Оперативница протянула старику персик только потому, что фрукт был у нее в руке, когда их взгляды встретились, и ей стало неловко убирать персик обратно в пакет. Она опасалась, что старик может отказаться от ее дара, больше похожего на милостыню, но тот воззрился на персик, без слов взял его и тут же вонзил зубы в спелый фрукт. Кожица и мякоть лопнули под его редкими зубами, и Когти увидела, как идеальный маленький мирок разрушился в недрах рта старого безумца, по лицу и рукам которого потек сок.

Когти ощущала вкус персика, хотя сама и не попробовала его.
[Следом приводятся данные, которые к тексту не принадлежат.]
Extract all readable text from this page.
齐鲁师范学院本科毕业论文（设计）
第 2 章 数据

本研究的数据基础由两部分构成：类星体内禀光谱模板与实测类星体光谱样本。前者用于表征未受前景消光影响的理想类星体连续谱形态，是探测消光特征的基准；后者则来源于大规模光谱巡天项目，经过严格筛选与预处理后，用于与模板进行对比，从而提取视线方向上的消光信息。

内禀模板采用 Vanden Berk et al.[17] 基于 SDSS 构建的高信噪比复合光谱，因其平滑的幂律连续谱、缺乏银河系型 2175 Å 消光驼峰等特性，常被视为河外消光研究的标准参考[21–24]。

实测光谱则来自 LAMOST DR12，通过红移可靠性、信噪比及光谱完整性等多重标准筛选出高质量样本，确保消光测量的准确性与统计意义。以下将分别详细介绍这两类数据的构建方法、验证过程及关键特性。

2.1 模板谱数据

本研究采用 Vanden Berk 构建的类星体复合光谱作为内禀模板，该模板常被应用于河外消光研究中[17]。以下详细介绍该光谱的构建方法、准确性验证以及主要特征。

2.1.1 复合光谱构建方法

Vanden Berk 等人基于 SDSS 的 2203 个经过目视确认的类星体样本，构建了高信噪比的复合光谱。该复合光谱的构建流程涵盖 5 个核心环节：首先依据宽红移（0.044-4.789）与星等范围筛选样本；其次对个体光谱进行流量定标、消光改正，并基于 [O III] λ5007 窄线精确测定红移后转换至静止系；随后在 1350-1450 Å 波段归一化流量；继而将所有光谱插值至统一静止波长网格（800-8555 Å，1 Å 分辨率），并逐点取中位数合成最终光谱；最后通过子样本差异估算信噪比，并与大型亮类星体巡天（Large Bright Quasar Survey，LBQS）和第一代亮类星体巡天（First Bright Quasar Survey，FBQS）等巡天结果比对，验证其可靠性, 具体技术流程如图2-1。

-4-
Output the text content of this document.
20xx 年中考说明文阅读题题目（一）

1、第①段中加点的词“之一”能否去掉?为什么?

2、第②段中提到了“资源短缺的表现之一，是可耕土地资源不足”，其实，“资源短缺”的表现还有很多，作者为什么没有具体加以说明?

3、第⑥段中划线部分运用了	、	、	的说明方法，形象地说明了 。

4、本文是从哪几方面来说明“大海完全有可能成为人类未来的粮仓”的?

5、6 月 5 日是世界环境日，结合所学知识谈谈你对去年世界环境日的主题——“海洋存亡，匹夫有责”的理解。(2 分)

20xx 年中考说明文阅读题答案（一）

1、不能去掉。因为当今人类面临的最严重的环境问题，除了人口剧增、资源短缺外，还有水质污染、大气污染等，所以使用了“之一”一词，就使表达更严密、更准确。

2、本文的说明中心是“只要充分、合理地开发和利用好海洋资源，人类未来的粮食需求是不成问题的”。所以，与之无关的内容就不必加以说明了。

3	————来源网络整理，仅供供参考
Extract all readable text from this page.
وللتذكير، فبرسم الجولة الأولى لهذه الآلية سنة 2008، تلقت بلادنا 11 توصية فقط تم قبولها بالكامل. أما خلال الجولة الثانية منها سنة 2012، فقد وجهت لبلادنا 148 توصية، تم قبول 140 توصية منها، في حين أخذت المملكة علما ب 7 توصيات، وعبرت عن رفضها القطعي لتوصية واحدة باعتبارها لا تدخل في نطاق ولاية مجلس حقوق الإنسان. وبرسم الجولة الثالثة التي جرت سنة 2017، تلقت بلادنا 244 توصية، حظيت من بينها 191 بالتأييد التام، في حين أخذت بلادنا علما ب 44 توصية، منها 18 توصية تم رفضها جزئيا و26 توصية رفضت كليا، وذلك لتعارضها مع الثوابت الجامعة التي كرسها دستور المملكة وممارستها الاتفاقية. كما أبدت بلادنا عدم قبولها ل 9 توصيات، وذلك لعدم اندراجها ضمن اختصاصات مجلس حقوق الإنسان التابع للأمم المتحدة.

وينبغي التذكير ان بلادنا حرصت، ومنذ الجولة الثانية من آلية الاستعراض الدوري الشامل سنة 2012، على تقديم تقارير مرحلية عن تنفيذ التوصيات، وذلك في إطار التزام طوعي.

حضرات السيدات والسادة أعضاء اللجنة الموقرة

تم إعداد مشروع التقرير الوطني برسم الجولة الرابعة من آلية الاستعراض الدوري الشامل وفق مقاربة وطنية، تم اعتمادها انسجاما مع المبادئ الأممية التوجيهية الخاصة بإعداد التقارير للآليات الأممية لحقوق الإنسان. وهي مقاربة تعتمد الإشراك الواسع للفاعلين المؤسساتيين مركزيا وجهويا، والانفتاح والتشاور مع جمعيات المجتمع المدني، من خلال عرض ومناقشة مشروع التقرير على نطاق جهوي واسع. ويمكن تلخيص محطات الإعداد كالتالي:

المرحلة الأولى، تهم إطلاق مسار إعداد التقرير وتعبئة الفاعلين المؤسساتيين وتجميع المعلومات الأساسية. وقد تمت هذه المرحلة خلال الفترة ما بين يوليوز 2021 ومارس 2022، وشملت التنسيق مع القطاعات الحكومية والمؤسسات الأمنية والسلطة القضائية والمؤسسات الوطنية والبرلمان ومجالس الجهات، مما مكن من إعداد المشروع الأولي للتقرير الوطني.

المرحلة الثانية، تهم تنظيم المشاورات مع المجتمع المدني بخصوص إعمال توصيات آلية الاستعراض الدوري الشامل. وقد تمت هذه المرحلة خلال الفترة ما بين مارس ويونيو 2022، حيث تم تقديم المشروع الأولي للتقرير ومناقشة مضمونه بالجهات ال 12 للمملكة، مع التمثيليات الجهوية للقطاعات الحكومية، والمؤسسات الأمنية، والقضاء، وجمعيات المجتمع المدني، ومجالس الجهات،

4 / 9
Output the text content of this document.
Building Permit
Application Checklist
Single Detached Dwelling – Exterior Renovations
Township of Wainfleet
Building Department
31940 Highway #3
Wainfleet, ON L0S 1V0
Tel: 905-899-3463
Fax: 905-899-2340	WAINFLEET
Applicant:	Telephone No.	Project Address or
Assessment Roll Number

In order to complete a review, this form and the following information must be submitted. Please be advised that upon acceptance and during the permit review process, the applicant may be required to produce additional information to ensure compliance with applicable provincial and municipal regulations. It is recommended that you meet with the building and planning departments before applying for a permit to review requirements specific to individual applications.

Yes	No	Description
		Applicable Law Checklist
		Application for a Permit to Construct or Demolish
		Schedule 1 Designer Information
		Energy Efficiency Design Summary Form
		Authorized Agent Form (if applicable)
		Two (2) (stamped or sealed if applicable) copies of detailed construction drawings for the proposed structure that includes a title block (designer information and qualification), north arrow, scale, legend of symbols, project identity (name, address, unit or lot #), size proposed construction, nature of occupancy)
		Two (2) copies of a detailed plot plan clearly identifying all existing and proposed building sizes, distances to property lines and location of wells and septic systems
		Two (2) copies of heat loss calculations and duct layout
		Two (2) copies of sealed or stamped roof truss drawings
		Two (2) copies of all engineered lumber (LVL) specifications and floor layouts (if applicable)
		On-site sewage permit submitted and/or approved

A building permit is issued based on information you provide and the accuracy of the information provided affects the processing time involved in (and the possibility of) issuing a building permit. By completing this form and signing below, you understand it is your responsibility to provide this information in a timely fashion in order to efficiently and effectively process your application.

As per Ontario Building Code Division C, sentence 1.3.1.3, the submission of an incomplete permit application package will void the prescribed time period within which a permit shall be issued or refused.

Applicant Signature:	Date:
Запах от сахарного липкого нектара был сладким до остроты и словно заключал в себе невидимую тайну ее сердца, которая прорастала наружу, как новый листок на дереве.

Глава четвертая

Мальчик только что вернулся из школы после факультативных занятий. Он изучал логику и философию, практиковался в написании эссе — все это помогало ему выработать лидерские качества и другие важные способности. Он доставал ключи, когда внутри дома раздался звук упавшего на стальную входную дверь тяжелого предмета. Потом нечто соскользнуло и с глухим ударом рухнуло на пол.

Мать мальчика уехала за границу на двухнедельную научную конференцию. Дома могла быть только их временная домработница. До переезда оставалась еще неделя. Неужели уже явились перевозчики и принялись двигать мебель и коробки? Вечером? Озадаченный мальчик уронил ключи, разбив сверкающий брелок со своими инициалами. На новой квартире надо будет установить электронный замок, подумал мальчик, а потом отпер и распахнул дверь. Та поддалась с трудом, словно к ней приставили тяжелую кадку.

Створка открылась только наполовину, и мальчик чуть не споткнулся о мертвое тело. Он уставился на голову своего отца. Глаза у того были открыты, но со лба по переносице несколькими струйками стекала кровь, капая на ноги мальчика и растекаясь по коридору из образующейся лужицы. В нос мальчику ударил металлический запах, но, несмотря на мелькнувшую в мозгу мысль: «Это кровь», он почему-то представил стекающий с горячих пышных блинчиков кленовый сироп, а не тошнотворный аромат смерти, обычно сопровождающий кровавую баню. Из-за этой неуместной ассоциации мальчик не убежал, а продолжал смотреть на мертвую голову отца, упавшую ему на ноги, словно в аллегорическом натюрморте ванитас [6]. Реальность осыпалась, как отмершие клетки кожи, бросая вызов законам логики, которые он изучал на школьных факультативах.